The House Where We Grew up

If while growing up, you and your family moved from one place to another (say you lived in 2 or more places) and you were to make a choice to go to back to your “childhood home” which of the places you lived in will you choose?


Home is where the wrapper on the balcony is


I used the ample time provided by the national four day holiday to return to my childhood home where I spent the first fourteen years of my life(my family moved out in 2004). I grew up in the 19th house on a street called Osemene close in Mafoluku, Lagos. The street was one of those closely knit places where everyone knew everyone; It wasn’t uncommon for older folks on the street to report you to your parents if you displayed any unruly behavior because ultimately everyone was your “mommy and daddy”, walking up the street from school or church you’ll often be stopped by uncles, aunties and mommies and daddies who will inquire about your welfare at school and remark about how fast you’d grown telling you it just “yesterday” you were a baby and they had carried you in their arms, the roads were not tarred and every evening the streets were painted with the sounds of children playing on the streets, everyone was respectful of each other irrespective of  differences in tribe and religion.



 Despite this sense of familiarity with everyone there was also a silent apprehension, for example, admonitions not to eat in anyone’s house (with the possible exception of parties and celebrations) for fear of food poisoning and initiation into the occultist kingdom of uttermost witchcraft :), sleepovers were nonexistent, and anyone who was radically different was viewed with great suspicion. It was the nineties after all and superstitions abounded.
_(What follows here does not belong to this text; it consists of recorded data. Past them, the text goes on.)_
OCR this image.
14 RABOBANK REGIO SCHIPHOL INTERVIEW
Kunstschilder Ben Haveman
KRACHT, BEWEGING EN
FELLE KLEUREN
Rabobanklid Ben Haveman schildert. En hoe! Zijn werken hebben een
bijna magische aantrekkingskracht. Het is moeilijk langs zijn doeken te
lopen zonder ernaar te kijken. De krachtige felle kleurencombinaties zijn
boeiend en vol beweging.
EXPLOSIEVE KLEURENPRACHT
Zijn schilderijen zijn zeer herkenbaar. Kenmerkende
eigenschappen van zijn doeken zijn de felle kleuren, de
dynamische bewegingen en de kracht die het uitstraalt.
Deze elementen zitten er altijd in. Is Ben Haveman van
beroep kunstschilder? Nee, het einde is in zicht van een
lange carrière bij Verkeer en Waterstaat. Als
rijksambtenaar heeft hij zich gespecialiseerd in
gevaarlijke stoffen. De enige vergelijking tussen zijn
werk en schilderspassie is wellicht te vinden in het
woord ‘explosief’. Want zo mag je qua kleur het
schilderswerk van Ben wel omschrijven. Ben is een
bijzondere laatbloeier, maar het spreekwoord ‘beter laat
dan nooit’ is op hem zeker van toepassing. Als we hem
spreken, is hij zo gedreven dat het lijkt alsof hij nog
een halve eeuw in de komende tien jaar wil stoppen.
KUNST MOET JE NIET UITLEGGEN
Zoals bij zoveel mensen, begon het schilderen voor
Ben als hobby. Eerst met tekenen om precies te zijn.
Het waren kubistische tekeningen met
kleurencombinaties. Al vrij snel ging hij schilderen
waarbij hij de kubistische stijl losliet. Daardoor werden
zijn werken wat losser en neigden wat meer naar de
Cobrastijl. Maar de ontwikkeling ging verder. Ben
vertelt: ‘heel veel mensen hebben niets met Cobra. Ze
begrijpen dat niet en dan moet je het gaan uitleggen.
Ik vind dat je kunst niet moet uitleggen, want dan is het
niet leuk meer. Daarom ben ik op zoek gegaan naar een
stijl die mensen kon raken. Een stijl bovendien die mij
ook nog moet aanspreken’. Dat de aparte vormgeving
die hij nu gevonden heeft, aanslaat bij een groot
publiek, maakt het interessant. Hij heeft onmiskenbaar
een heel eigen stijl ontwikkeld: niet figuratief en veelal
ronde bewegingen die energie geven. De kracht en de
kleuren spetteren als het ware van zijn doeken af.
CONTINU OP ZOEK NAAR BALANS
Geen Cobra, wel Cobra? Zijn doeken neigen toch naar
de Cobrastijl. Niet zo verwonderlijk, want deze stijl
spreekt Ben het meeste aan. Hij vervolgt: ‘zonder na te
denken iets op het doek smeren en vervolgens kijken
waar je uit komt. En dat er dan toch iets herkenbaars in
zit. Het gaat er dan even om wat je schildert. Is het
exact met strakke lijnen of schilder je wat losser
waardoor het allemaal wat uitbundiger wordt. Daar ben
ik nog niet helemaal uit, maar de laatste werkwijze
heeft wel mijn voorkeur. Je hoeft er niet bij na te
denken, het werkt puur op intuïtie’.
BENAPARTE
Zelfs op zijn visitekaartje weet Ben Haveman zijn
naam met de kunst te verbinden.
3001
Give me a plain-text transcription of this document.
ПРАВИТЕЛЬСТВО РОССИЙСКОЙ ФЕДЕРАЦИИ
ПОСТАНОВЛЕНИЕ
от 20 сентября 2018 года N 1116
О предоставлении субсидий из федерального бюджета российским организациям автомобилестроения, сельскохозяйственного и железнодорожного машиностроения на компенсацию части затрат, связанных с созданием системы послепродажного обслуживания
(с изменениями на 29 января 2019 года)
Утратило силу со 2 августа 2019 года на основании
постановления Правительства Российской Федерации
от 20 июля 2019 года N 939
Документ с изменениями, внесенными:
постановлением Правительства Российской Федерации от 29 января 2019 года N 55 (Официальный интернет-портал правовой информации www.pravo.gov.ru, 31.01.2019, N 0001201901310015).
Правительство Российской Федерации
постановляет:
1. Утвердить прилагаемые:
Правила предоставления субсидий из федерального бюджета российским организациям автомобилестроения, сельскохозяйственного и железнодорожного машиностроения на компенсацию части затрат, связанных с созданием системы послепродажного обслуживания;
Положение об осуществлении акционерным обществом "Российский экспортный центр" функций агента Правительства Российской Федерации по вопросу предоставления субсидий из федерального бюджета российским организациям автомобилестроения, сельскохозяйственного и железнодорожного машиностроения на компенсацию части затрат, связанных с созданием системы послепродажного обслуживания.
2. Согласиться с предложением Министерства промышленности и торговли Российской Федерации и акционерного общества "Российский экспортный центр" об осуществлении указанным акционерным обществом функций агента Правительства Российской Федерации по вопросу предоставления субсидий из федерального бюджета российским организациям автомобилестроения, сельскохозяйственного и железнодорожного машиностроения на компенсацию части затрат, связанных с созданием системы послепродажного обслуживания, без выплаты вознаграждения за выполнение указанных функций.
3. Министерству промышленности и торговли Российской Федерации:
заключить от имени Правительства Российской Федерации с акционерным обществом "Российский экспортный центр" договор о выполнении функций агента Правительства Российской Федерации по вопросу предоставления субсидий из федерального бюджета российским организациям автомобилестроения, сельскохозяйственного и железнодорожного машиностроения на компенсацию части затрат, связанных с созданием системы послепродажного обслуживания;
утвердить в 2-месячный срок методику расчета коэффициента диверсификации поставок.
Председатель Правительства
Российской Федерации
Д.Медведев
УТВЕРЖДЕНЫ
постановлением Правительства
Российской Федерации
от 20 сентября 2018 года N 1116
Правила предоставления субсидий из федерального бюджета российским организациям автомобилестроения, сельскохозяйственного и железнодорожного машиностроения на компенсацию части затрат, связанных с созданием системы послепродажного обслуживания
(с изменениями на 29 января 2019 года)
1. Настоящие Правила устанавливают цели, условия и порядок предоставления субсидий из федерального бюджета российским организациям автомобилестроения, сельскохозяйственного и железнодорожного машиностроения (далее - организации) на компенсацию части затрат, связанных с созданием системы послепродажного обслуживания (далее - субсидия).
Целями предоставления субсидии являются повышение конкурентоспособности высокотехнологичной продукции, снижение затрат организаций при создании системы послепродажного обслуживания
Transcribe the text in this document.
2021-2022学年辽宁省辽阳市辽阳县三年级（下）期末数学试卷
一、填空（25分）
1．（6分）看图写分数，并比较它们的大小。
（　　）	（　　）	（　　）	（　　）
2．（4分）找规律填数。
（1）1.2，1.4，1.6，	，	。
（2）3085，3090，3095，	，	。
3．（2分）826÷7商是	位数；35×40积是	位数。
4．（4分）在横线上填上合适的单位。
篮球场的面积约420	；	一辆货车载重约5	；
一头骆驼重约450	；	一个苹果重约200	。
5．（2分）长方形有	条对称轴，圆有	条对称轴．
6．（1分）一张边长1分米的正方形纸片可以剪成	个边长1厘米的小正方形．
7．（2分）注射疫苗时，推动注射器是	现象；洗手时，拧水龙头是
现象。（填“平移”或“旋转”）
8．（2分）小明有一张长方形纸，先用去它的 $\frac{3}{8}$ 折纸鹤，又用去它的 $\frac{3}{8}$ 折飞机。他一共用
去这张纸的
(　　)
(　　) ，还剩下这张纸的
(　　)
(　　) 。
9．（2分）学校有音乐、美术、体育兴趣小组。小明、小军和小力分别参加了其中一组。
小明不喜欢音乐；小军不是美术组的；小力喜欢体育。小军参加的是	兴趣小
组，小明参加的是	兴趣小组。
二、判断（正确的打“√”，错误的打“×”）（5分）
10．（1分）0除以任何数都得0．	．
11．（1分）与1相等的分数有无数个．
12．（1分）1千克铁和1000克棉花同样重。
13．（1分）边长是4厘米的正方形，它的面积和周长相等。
He has been there right from the time when five naira could put a smile on your face


Going back there felt like going back in time because nothing much had changed. The streets were still not tarred, the mallam who sold confectioneries at the beginning of the street since I was a child still had his stall there, most of the people who lived there during my childhood days had moved out but the outer appearance of the houses looked the same, old cars lined the side of the streets and finally I arrived at the house where I grew up.


The airport isn't far from here so the sound and sight of airplanes is an hourly affair



I love this house so much and I’ve even written about it in my first book. For you see this house is more than a building, it is childhood tears and nightmares, unbridled laughter, simple living, late night stories, books and comics, early morning family devotions, the chinking of keys suggesting someone was about to open the door, games with tires, football and rubber bands, asthma attacks, amazing meals, bangers during the Christmas period, pain, joy, life and a man who has returned to offer gratitude for the days spent here and to solemnly promise that time won’t steal way the child inside him. 
Gotta love Nigerian parents :)



Unlike how it was in the nineties, there are no children playing in the open space in front of the house but the house seems happy to live by evocations of playful pasts. She hugs me with her aged hands when I walk in and in the time I spend walking around the house, she whispers memories and questions to me “Do you remember when you sneaked downstairs after you were told not to and got caught by your parents?” “Oh do you remember the Ikeja bomb blast?” “Do you still read as much as you used to?” “What cartoons are you into right now?”

When it’s time to leave she walks me to her gate and asks me when she’ll feel the tap of my happy feet running around the house again. I’ll be back, I let her know, and it’ll be an endless stream of the best of the early years all over again.